Alors, de quoi s'agit-il ? Il est très peu probable qu'il s'agisse d'El Niño, car celui-ci n'a pas été particulièrement puissant. En outre, il a atteint son apogée en décembre et n'a cessé de s'estomper depuis, tandis que les températures mondiales continuent de battre des records.

L'explication proposée par Jim Hansen est intéressante, car les "nuages bruns" qui survolaient les grandes villes chinoises et les "nuages de la route des navires" provenant des gaz d'échappement de 60 000 pétroliers et porte-conteneurs géants réfléchissaient suffisamment la lumière du soleil pour avoir un effet refroidissant significatif. L'élimination de ces émissions ne pouvait qu'entraîner une hausse de la température.


Hélas, les dates ne correspondent pas très bien. Les émissions des usines chinoises et des navires de haute mer ont été réduites sur une période d'environ quinze ans, alors que la hausse "non linéaire" de la température moyenne de la planète a commencé il y a tout juste un an. En outre, certains scientifiques doutent que le refroidissement perdu soit suffisamment important pour expliquer l'ampleur du réchauffement.

Je dis "hélas", car cela nous laisse avec l'explication la moins souhaitable : l'activation soudaine d'une rétroaction inconnue.
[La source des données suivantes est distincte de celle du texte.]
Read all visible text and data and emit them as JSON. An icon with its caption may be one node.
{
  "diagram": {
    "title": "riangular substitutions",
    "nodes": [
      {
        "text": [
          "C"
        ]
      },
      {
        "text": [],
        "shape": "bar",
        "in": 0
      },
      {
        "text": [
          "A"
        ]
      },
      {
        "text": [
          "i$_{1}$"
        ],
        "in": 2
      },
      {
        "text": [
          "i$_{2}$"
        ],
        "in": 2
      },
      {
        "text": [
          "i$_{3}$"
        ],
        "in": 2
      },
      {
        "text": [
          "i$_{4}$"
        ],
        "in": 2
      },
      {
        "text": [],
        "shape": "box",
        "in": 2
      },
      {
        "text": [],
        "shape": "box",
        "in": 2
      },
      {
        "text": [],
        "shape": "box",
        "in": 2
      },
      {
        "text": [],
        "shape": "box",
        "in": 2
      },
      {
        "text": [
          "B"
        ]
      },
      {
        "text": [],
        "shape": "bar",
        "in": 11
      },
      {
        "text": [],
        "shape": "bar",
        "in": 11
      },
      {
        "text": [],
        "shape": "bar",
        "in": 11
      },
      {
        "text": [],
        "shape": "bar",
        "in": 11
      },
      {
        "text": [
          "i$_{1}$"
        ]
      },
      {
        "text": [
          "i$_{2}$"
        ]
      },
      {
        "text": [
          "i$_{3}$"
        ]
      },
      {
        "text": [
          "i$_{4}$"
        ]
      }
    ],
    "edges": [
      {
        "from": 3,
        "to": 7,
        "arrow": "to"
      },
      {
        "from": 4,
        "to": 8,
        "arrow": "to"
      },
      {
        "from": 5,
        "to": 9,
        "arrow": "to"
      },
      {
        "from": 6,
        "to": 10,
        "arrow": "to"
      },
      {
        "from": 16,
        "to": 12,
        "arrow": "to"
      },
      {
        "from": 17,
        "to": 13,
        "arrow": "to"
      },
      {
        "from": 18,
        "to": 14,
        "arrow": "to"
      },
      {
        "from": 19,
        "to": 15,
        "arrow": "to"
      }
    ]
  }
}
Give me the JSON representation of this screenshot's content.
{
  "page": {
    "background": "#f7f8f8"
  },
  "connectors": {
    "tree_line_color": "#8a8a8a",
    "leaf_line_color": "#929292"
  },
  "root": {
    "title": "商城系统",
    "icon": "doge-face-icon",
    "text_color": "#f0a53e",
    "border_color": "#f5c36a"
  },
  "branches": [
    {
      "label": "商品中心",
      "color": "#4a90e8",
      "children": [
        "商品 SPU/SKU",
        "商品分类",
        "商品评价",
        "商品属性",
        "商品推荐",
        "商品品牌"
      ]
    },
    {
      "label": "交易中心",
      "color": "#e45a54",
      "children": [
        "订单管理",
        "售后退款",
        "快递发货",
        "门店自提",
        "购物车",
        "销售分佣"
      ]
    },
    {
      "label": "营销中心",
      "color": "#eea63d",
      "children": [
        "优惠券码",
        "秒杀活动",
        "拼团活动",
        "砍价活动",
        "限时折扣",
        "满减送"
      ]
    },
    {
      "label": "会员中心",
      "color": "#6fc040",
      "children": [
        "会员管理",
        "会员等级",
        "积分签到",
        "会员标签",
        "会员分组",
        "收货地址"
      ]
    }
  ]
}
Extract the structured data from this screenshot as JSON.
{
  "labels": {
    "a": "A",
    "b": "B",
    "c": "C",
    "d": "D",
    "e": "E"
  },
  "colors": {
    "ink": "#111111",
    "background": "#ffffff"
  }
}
Et n'oubliez pas comment cela fonctionne. Le réchauffement déjà provoqué par les êtres humains nous fait franchir un "point de basculement" que nous ne pouvons pas voir et qui déclenche une rétroaction : un réchauffement d'origine non humaine que nous ne pouvons pas éteindre.

Le candidat le plus probable pour une nouvelle rétroaction mystérieuse est l'océan. Depuis que nous avons commencé à brûler massivement des combustibles fossiles il y a deux siècles, ils ont absorbé environ un quart du dioxyde de carbone émis par l'homme. Plus important encore, ils ont absorbé environ 90 % de la chaleur excédentaire.

Aujourd'hui, il se peut qu'elles en restituent une partie. Au cours des treize derniers mois, la température moyenne de la surface de la mer a grimpé en flèche dans le monde entier. Selon le service climatique Copernicus de l'Union européenne, elle a atteint le niveau record de 21,09 °C.

Les données sur le comportement des courants océaniques profonds n'étaient pas suffisantes pour que le puits de chaleur océanique figure sur la liste des rétroactions potentielles de la plupart des climatologues. Cependant, beaucoup ont toujours craint qu'il y ait une limite à la quantité de chaleur que les océans peuvent contenir à long terme.

Nous sommes peut-être sur le point de découvrir où se situe cette limite, et il pourrait s'agir de la mère de toutes les rétroactions. Ou peut-être s'agira-t-il cette fois d'une fausse alerte. Le fait que nous ne sachions pas encore laquelle illustre la profondeur de notre ignorance et l'ampleur du danger.


Author

Gwynne Dyer is an independent journalist whose articles are published in 45 countries.